Страдание стоило того, когда маленькое существо с глазками-бусинками высунуло носик из норки под деревом. Бурундук, передвигаясь рывками, готовый в любой момент юркнуть обратно, приблизился к ее ладошке. Он поставил лапки с маленькими коготками ей на большой палец, посмотрел на нее большими глазенками, его сердечко так сильно колотилось в белой грудке, что она сумела это разглядеть, и в этот момент появился отец и закричал, прогоняя бурундука. Зверек мгновенно исчез.
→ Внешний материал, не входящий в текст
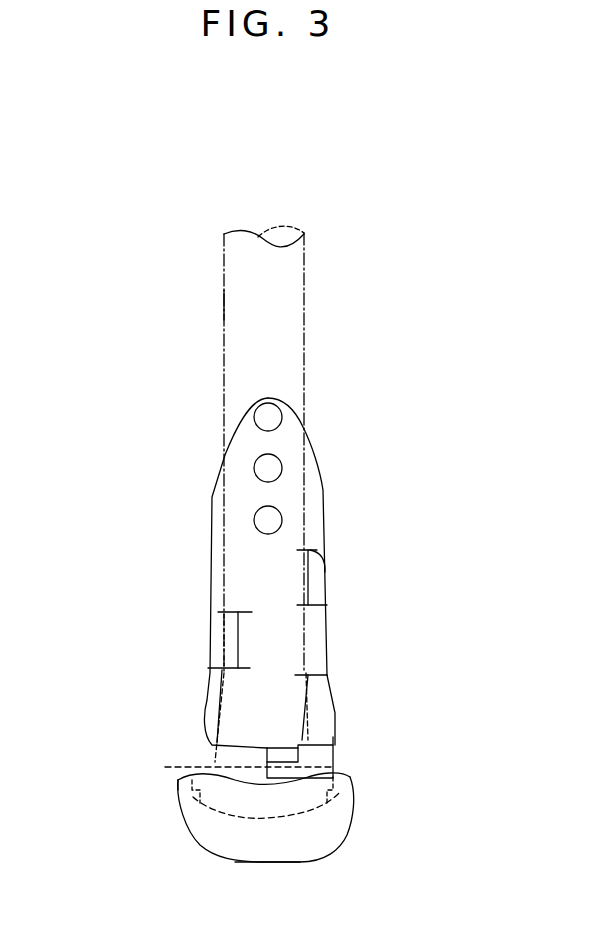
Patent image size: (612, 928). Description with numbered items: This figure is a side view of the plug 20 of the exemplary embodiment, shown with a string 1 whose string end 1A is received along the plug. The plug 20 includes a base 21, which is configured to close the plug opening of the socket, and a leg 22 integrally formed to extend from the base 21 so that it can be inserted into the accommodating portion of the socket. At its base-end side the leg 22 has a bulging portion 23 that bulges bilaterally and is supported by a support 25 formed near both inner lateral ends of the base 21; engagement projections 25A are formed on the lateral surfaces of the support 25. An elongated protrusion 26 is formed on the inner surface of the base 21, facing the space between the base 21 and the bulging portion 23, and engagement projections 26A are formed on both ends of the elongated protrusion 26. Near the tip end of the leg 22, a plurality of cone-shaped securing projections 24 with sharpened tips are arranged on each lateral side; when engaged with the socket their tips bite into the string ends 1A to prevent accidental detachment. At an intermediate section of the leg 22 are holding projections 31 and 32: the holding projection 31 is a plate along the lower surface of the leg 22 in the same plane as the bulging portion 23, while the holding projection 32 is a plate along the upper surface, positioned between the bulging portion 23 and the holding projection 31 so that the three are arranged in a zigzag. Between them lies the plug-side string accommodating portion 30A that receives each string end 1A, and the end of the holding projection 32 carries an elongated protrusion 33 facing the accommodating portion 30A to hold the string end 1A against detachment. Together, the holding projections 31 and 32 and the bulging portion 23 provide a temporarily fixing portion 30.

The string 1 is at (236, 436).
The string ends 1A is at (224, 303).
The plug 20 is at (260, 826).
The base 21 is at (255, 864).
The leg 22 is at (259, 573).
The bulging portion 23 is at (322, 687).
The securing projections 24 is at (254, 520).
The support 25 is at (344, 735).
The engagement projections 25A is at (283, 753).
The elongated protrusion 26 is at (200, 768).
The engagement projections 26A is at (178, 781).
The temporarily fixing portion 30 is at (235, 588).
The plug-side string accommodating portion 30A is at (272, 639).
The holding projection 31 is at (317, 572).
The holding projection 32 is at (217, 637).
The elongated protrusion 33 is at (232, 610).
Несколько дней подряд, вопреки всем запретам отца, она приходила на то место и ждала.
Но бурундук так больше и не появился.
Кэл больше походил на волка, нежели на бурундука, но тоже был очень осторожным. И София надеялась, что он тоже начал доверять ей. Но вместо того чтобы просто испугать, Кэла по приказу отца избили, заставляя подчиниться, силком приволокли сюда и запихнули в непонятную, приводящую его в ужас машину.
Это жестоко. Неправильно. И по злой иронии, как она отчетливо понимала, это отбросит их назад, возможно безвозвратно, как раз тогда, когда отцу необходимо получить немедленный результат.
Прямо здесь и сейчас у нее есть единственный шанс защитить Кэла от непоправимых травм, и она должна им воспользоваться.
– Кэл, – громко и повелительно окликнула его София. – Послушай меня.
Но он только продолжал петь… орать… еще громче, стараясь заглушить ее голос, стараясь поставить хоть какой-то барьер, способный защитить его сущность от того испытания, которое он вынужден пройти. По иронии судьбы опасность заключалась в том, что уберечь свой разум он мог, только полностью воспринимая то, что произойдет. Не отталкивая все это от себя и не заглушая воспоминания своими воплями.